BEIRUT (AFP) — In the year since it declared its “caliphate,” the Islamic State group has become the world’s most infamous jihadist organization, attracting international franchises and spreading fear with acts of extreme violence.
IS proclaimed its self-described caliphate on June 29, 2014, urging Muslims worldwide to pledge allegiance to its Iraqi leader Abu Bakr al-Baghdadi, renamed Caliph Ibrahim.
Vowing to make “the West and the East… submit”, IS has expanded its territory throughout northern and western Iraq and eastern and northern Syria.
It now controls some 300,000 square kilometers (115,000 square miles), terrifying residents with a gruesome brutality that analysts say has become central to its existence.
“By not shrinking from extreme violence… Daesh is implementing a technique in which the psychological impact is more important than the acts themselves,” said Karim Bitar of the Paris-based Institute for International and Strategic Studies, using the Arabic acronym for IS.
“More than anything, it’s this psychological warfare that has allowed Daesh to establish itself in the eyes of the West as the incarnation of the absolute threat.”
IS emerged from a one-time Iraqi affiliate of Al-Qaeda known as the Islamic State in Iraq.
The group expanded into Syria with the country’s descent into wartime chaos and, after a failed bid to merge with Al-Qaeda’s Syrian affiliate, began gobbling up territory on both sides of the border.
It grabbed headlines in mid-2014 with a sweeping advance in Iraq, seizing the city of Mosul and swathes of Nineveh, Kirkuk, Salaheddin, Anbar and Diyala provinces.
In Syria the group controls nearly all of Raqqa province and most of the eastern Deir Ezzor province, with its rich oil resources.
In May alone, IS seized the Iraqi city of Ramadi in Anbar province and also the famed ancient city of Palmyra in Syria.
But it has also suffered setbacks, losing the Iraqi city of Tikrit and the Syrian border town of Tal Abyad to local ground forces fighting the jihadist group, backed by a US-led coalition carrying out air strikes.
Where the “caliphate” has expanded, it has caused mass displacements, with people fleeing its fearsome reputation for murder, torture, forced conversion and even slavery.
Mass slaughter has become one of its hallmarks, documented in photos and videos shared gleefully by its supporters.
In June 2014, its fighters captured and executed as many as 1,700 young, mostly Shiite recruits from the Speicher military base near Tikrit.
In Syria, the group has carried out similar retribution against opponents including the Sunni Shaitat tribe, murdering an estimated 700 of its members after they rose up.
It also carried out mass executions of Syrian soldiers after capturing a base in Raqqa and has become infamous for punishments including stoning women for “adultery” and throwing alleged homosexuals from building tops.
The brutality is broadcast in slickly produced videos showing the beheading of foreign aid workers and journalists and the burning alive of a captured Jordanian pilot.

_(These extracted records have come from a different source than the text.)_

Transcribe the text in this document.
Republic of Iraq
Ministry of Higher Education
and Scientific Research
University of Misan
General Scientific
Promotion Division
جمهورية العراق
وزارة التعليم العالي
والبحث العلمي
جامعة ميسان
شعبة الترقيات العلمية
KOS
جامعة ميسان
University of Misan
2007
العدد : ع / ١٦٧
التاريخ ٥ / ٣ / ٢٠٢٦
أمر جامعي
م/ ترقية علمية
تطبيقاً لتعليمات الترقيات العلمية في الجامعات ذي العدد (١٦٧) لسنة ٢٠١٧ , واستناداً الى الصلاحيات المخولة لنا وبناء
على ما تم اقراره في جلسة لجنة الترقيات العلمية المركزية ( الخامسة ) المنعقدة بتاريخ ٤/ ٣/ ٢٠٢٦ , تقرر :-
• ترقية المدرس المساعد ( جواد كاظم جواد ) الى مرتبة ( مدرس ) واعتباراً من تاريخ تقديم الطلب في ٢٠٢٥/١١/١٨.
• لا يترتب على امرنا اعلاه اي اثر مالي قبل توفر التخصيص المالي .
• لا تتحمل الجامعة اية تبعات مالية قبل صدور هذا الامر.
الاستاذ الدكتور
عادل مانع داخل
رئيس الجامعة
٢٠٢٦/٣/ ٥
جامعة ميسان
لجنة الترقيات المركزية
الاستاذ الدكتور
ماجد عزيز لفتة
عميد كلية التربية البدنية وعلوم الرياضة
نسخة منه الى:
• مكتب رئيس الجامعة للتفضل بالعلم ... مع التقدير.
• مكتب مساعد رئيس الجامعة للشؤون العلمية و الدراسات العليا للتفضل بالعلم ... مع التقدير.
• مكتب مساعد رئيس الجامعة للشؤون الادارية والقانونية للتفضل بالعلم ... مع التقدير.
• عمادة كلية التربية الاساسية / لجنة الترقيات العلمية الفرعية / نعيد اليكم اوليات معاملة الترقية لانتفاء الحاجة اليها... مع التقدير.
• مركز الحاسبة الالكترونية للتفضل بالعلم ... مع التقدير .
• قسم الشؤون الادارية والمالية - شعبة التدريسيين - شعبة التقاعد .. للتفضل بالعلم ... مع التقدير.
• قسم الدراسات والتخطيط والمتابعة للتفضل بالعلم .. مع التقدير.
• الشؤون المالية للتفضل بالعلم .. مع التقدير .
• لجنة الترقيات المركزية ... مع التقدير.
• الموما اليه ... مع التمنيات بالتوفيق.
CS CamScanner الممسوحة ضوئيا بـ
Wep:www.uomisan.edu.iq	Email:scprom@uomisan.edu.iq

Peter Harling of the International Crisis Group think tank said IS was harnessing “a kind of ritualization of violence, even a pornographic violence” to gain international attention.
But he added that the group had shown an ability to be “pragmatic,” noting that for example it had not destroyed the ruins at Palmyra despite bulldozing antiquities in Iraq.
IS understood that Palmyra “is a town on the UNESCO World Heritage list and destroying it would be the best way to turn the local population against it,” he said.
In the year since it proclaimed the caliphate, IS’s call for allegiance has been answered by groups in Libya, Egypt, Saudi Arabia, Tunisia, Yemen and Pakistan.
It has also threatened attacks in the West, and claimed credit for an attempted shooting in the US state of Texas in May.
While experts said that bid was likely inspired rather than directed by IS, the group has attracted a steady flow of foreign fighters, with men and women arriving in its territory in unprecedented numbers from across the world.
Yezid Sayigh, a senior associate at the Carnegie Middle East Centre think tank, said affiliates were an asset for IS, helping it “find recruits and pressure governments”.
But he said IS’s focus, for now, remains consolidation in Iraq and Syria.
The group has succeeded best in predominantly Sunni areas “which have suffered from neglect and marginalization”.
It has focused on “providing civilian administration, as well as services and goods, fighting corruption and providing justice in personal and business affairs”.
“They want to say: We are a real state and an alternative,” Sayigh said.